The class will be limited to 40 people. A 10% discount will be applied to groups of 5 or more from the same company. For any questions, please contact Tanya Schornack, Program Manager of Affiliates & Career Services at ICME.

WORKSHOP INSTRUCTORS
 

Afshine Amidi
Adjunct Lecturer, ICME
Senior Machine Learning Scientist at Netflix

 

 

Shervine Amidi, ICME Alum
Adjunct Lecturer, ICME
Senior Software Engineer at Google
 

WORKSHOP OUTLINE

Part 1. Foundations of Vision Models and Representation Learning

  • Introduction to computer vision.
  • Key vision tasks: classification, generation, editing.
  • Image representations and Convolutional Neural Networks (CNNs).
  • Vision Transformers: architecture, advantages, and performance.
     

Part 2. Multimodal Embeddings and Generative Models

  • Contrastive learning and the foundation of multimodal understanding.
  • Generative Adversarial Networks (GANs): structure, training, and limitations.
  • Diffusion models: motivation, mechanism, and recent improvements.
  • Enhancing controllability and extending to video generation.
     

Part 3. Applications, Challenges, and Future Directions

  • Real-world use cases: segmentation, inpainting, text-to-image, and video synthesis.
  • Discussion on scalability, controllability, and interpretability.
  • Reframing the role of large vision models in the broader AI landscape.
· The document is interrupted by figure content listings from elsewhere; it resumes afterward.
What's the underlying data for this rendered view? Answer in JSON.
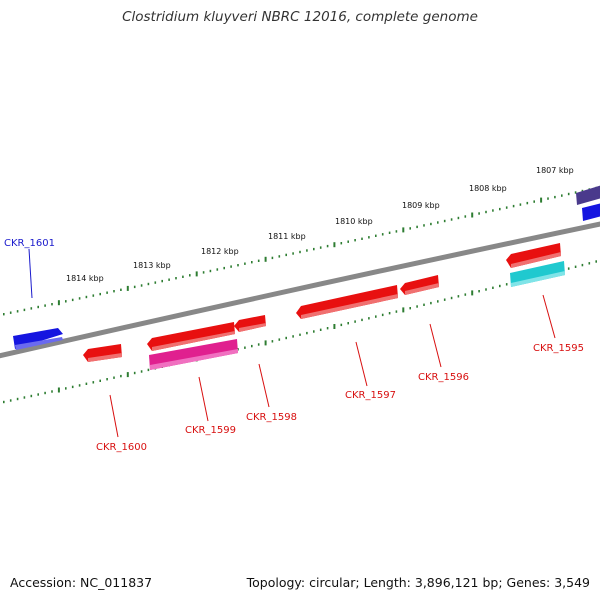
{
  "title": "Clostridium kluyveri NBRC 12016, complete genome",
  "footer": {
    "accession": "Accession: NC_011837",
    "topology": "Topology: circular; Length: 3,896,121 bp; Genes: 3,549"
  },
  "colors": {
    "backbone": "#888888",
    "tick": "#2e7d32",
    "forward_gene": "#1515e0",
    "reverse_gene": "#e81010",
    "rna_magenta": "#e0208f",
    "rna_cyan": "#20c9cf",
    "rna_purple": "#4a3a8c",
    "label_forward": "#1a1acc",
    "label_reverse": "#d81010"
  },
  "scale_labels": [
    {
      "text": "1814 kbp"
    },
    {
      "text": "1813 kbp"
    },
    {
      "text": "1812 kbp"
    },
    {
      "text": "1811 kbp"
    },
    {
      "text": "1810 kbp"
    },
    {
      "text": "1809 kbp"
    },
    {
      "text": "1808 kbp"
    },
    {
      "text": "1807 kbp"
    }
  ],
  "genes": [
    {
      "name": "CKR_1601",
      "strand": "forward",
      "color_key": "forward_gene"
    },
    {
      "name": "CKR_1600",
      "strand": "reverse",
      "color_key": "reverse_gene"
    },
    {
      "name": "CKR_1599",
      "strand": "reverse",
      "color_key": "reverse_gene"
    },
    {
      "name": "CKR_1598",
      "strand": "reverse",
      "color_key": "reverse_gene"
    },
    {
      "name": "CKR_1597",
      "strand": "reverse",
      "color_key": "reverse_gene"
    },
    {
      "name": "CKR_1596",
      "strand": "reverse",
      "color_key": "reverse_gene"
    },
    {
      "name": "CKR_1595",
      "strand": "reverse",
      "color_key": "reverse_gene"
    }
  ]
}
FREQUENTLY ASKED QUESTIONS

  1. Why is registration limited? To enhance individual engagement and hands-on learning, our workshop is held in person with a limited number of participants giving priority to ICME affiliate members.
  2. How do I know if my company is an ICME affiliate? Click the link to learn if your company is an ICME affiliate: https://icme.stanford.edu/Affiliate-Program
  3. How do I pay for the workshop? After registering, you will receive an email asking for your payment.
  4. Do you offer group discounts? We offer a 10% group discount if an organization registers at least five people. For more information, please contact Tanya Schornack at tschorna@stanford.edu.
  5. When will I receive my certificate? Expect to receive it within one week after the workshop concludes.
  6. What is the refund policy? Refunds are processed on a case-by-case basis. For credit card payments, a 2.9% fee will be deducted from the total amount. To request a refund, please contact ICME at icme-contact@stanford.edu. ICME reserves the right to decline refund requests.
  7. Do I need to bring my own computer to the workshop? Yes, you will need to bring your own computer with a full charge, as outlets are limited. We'll send additional notifications closer to the event regarding accessing class materials and a website.
  8. Will lunch be provided during the workshop? Lunch will be provided for all participants during the workshop. If you have any dietary requirements, please let us know.
  9. Where will the workshop be held? The workshop is scheduled to take place on the Stanford main campus. Detailed information will be sent to you after registration.
  10. Where should I park? Visitor parking is available in designated Stanford campus areas. All visitor parking payments are contactless and managed through ParkMobile. Detailed information on the nearest parking lots will be sent to you after registration. Click here to purchase visitor parking.

COURSE CANCELLATIONS

ICME reserves the right to cancel a course for any reason. If ICME cancels a course, you will automatically be granted a full refund, including the registration fee and any course fees.